# BigDL & Spark API Notebook  

This notebook is a **quick, end-to-end demo** of the helper functions in `BigDL_API.py`.
It mirrors the structure of the SQLite example so future readers have a consistent experience.

---
## Notebook Objectives
1. **Spin-up Spark 3 + BigDL** inside the Docker image.  
2. **Fetch live BTC-USD prices** (24 h sample) from CoinGecko.  
3. **Clean + feature-engineer** the raw data (`rolling_avg_1h`, `% change`).  
4. **Inspect the Spark DataFrame** you can feed into the BigDL LSTM pipeline.

## Notebook Flow
1. Setup & Imports  
2. Spark Session  
3. Data Download (`fetch_bitcoin_prices`)  
4. Cleaning (`process_bitcoin_data`)  
5. Feature Engineering (`transform_bitcoin_data`)  
6. Preview & sanity-check

## References 📚
* **BigDL docs:** <https://bigdl.readthedocs.io>  
* **Apache Spark 3.3** API refs  
* **CoinGecko REST API:** <https://www.coingecko.com/en/api/documentation>  
* Project README for full Docker instructions.

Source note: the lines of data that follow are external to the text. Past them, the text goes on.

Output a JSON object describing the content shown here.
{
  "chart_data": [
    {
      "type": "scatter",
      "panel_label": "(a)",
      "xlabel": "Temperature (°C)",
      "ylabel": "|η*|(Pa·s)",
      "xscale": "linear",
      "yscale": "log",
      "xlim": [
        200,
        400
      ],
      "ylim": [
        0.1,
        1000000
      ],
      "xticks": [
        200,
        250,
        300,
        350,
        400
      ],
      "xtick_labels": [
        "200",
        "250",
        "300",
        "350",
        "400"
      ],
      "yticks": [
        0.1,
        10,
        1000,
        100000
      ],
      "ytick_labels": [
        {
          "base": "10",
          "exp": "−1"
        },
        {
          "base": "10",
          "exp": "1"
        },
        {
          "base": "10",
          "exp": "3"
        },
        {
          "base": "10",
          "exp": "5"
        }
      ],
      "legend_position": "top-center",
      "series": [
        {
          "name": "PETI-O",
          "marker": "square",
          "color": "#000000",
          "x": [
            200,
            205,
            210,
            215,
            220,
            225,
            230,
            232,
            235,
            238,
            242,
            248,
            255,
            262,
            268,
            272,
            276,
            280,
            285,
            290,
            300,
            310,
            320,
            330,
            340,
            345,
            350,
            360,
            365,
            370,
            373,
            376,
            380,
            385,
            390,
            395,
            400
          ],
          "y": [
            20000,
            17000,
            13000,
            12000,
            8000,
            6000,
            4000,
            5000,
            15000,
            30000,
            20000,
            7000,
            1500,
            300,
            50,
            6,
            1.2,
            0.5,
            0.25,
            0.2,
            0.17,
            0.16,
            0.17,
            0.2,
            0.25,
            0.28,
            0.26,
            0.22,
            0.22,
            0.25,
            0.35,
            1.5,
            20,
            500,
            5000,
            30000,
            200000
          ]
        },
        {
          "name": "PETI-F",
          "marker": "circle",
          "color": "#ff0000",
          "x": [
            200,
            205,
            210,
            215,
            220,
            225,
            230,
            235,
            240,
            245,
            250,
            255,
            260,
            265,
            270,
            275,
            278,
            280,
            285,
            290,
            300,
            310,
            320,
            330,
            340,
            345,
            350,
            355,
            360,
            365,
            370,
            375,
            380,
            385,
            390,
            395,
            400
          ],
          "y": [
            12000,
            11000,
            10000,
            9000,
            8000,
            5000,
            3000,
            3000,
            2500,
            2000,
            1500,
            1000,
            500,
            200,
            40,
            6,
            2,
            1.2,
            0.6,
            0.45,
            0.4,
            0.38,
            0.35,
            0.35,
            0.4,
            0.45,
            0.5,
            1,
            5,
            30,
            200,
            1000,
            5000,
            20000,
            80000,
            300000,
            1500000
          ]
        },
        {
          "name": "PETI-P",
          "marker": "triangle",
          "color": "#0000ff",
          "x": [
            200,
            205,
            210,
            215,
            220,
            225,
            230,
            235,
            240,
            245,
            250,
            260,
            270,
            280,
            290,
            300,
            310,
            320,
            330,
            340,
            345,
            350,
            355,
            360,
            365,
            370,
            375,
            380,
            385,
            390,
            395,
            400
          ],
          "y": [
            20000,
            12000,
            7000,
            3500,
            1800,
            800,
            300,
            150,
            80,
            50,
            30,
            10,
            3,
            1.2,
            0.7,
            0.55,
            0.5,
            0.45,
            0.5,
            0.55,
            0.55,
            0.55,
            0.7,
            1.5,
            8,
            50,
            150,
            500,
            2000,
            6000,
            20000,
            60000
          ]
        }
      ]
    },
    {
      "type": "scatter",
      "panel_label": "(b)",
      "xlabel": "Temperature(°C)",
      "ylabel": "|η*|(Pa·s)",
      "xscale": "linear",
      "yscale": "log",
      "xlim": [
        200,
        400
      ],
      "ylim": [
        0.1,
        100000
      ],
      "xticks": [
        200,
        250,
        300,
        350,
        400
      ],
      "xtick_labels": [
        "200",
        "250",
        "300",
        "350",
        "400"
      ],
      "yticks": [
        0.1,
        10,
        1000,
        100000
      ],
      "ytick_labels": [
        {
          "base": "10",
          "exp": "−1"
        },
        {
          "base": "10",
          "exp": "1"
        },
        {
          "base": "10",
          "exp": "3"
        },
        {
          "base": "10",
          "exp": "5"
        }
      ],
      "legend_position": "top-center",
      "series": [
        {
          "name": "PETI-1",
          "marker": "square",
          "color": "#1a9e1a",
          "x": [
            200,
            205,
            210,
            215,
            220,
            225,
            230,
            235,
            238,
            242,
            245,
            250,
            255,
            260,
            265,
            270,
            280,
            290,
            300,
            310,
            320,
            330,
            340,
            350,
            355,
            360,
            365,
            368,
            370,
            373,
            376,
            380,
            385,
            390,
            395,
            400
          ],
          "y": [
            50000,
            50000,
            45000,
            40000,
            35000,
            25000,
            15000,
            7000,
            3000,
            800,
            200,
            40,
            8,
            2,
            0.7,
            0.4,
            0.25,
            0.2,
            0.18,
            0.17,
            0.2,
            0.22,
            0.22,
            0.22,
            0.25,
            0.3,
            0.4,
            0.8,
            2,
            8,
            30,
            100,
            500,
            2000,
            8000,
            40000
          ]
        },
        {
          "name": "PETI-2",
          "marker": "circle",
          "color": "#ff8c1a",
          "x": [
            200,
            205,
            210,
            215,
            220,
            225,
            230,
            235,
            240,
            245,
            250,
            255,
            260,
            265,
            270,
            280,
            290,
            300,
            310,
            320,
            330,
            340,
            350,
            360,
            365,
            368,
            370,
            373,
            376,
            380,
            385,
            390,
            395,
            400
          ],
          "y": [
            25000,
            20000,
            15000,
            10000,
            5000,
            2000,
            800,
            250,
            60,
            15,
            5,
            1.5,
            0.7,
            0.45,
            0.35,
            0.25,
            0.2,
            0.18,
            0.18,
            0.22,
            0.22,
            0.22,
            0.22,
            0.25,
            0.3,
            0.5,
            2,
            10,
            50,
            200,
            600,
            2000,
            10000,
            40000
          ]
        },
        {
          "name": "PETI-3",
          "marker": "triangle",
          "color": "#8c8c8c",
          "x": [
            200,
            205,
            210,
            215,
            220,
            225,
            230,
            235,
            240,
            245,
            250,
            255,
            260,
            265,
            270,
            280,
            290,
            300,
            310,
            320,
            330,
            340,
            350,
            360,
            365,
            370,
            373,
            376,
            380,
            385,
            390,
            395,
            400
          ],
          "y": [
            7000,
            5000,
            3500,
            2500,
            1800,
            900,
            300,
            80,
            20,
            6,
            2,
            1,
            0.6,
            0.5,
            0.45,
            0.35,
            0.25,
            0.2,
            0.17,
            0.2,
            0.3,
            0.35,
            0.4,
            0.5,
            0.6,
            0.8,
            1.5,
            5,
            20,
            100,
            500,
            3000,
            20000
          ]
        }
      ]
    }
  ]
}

> 🛠 **Prerequisite** – Build the image with `./docker_build.sh` and run a shell or Jupyter inside the container so BigDL & Spark are on the PYTHONPATH.


In [1]:
from BigDL_API import (
    get_spark_session,
    fetch_bitcoin_prices,
    process_bitcoin_data,
    transform_bitcoin_data,
)

# 1️⃣ Spark Session
spark = get_spark_session()
spark



In [2]:
# 2️⃣ Download a ~24-hour slice just for demo purposes
raw_df = fetch_bitcoin_prices(days=1)
raw_df.show(5)

+------------------+-------------+
|             price|    timestamp|
+------------------+-------------+
|108482.11390421852|1748063463710|
| 108434.0833026226|1748063776529|
|108377.99266408195|1748064085703|
|108349.45800161053|1748064326238|
|108361.03052409452|1748064692643|
+------------------+-------------+
only showing top 5 rows



In [3]:
# 3️⃣ Cleaning + features
clean_df = process_bitcoin_data(raw_df)
trans_df = transform_bitcoin_data(clean_df)

trans_df.printSchema()
trans_df.show(5)

root
 |-- time: timestamp (nullable = true)
 |-- price: double (nullable = true)
 |-- rolling_avg_1h: double (nullable = true)
 |-- pct_change: double (nullable = true)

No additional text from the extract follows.